Calgary Herald

Trump’s OCC chief will stay away from big banks to avoid conflicts

- ROBERT SCHMIDT

WASHINGTON The new acting chief of one of Washington’s major banking regulators has agreed to stay away from issues involving dozens of former legal clients, including 14 banks that the agency oversees, according to his ethics agreement.

Keith Noreika, who represente­d lenders as a private lawyer, plans to recuse himself from matters related to JPMorgan Chase & Co., Bank of America Corp., Goldman Sachs Group Inc. and Citigroup Inc., firms the Office of the Comptrolle­r of the Currency regulates.

Democratic lawmakers had already questioned whether Noreika’s close ties to the industry would prevent him from being an impartial watchdog. The ethics disclosure, released by the OCC Friday, lays out the scope of his potential conflicts for the first time.

“How can he possibly do his job when he can’t regulate these entities?” Senator Chris Van Hollen, a Maryland Democrat, said in a Friday statement. “Not to mention the fact that he stands to profit from all of these relationsh­ips the moment he finishes his work at the OCC.”

Noreika became comptrolle­r of the currency on a temporary basis last month, leaving his law practice to run the agency until a permanent leader is confirmed by the Senate. This week, President Donald Trump nominated Joseph Otting, a former lieuten- ant of Treasury Secretary Steven Mnuchin’s at OneWest Bank, for the OCC post.

Noreika will follow all applicable federal ethics rules when he leaves government, said Bryan Hubbard, an OCC spokesman. That includes a permanent ban on representi­ng banks before any agency if he dealt with an issue pertaining to the firm while at the OCC. Noreika will also be barred for two years from representi­ng clients on matters that were “pending under his official responsibi­lity during the last year of his federal service,” Hubbard said.

In private practice, Noreika earned almost US$3.3 million working at two law firms over the past 16 months or so, according to his financial disclosure form, which was also released Friday. His nearly 80 legal clients ranged from Wall Street banks to private equity firms to financial trade associatio­ns.

The Trump administra­tion’s decision to use an unusual personnel maneuver to name Noreika to the OCC post also has drawn scrutiny from Democrats, who are concerned that he isn’t following the same ethics rules as full-time officials. Noreika was appointed as a “special government employee,” a status meant for workers who are expected to serve for 130 days over the course of a year.

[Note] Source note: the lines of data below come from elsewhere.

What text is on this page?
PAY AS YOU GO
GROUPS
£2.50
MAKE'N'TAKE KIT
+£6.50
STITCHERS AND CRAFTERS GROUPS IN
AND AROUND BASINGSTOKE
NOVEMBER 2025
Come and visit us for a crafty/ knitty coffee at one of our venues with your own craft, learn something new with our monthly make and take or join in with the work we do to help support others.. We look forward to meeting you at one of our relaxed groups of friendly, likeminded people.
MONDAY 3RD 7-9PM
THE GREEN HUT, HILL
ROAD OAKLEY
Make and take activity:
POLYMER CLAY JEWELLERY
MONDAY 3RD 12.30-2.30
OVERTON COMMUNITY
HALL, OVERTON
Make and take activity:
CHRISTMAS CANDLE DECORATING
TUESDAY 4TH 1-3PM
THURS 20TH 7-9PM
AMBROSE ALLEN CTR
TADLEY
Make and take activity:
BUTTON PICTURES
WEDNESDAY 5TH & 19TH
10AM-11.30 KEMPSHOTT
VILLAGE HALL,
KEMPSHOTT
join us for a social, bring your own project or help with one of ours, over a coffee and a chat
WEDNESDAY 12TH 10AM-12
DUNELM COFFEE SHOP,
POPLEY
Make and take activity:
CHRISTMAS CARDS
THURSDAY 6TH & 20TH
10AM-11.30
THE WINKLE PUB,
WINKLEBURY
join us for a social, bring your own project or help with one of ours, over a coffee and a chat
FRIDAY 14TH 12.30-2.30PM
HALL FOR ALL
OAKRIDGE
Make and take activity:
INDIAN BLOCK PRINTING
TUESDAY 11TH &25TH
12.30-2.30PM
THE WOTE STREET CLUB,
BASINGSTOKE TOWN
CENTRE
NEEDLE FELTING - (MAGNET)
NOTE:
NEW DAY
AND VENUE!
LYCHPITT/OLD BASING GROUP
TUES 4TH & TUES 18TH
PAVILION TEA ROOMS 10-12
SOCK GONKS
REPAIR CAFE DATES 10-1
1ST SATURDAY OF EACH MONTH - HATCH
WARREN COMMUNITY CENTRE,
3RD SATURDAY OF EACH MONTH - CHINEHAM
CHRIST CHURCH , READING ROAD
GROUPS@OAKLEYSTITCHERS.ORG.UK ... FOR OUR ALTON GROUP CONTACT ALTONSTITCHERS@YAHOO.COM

Under the designatio­n, which hasn’t traditiona­lly been used to hire top regulators, Noreika doesn’t have to sign the ethics pledge that President Donald Trump requires of his appointees. The pledge includes a five-year lobbying ban for former officials.

At the OCC, Noreika’s ethics agreement calls for him to stay away from specific matters, such as enforcemen­t cases, and does not preclude him from participat­ing in broader policy decisions that would impact his former clients. It requires Noreika to recuse himself for one year from the date he last worked for the client. That means some of his recusals have already ended.

For example, Noreika was precluded from issues involving Wells Fargo & Co. until May 18. His restrictio­n on Bank of America will end July 26, and Citigroup lapses on Sept. 30, according to the form.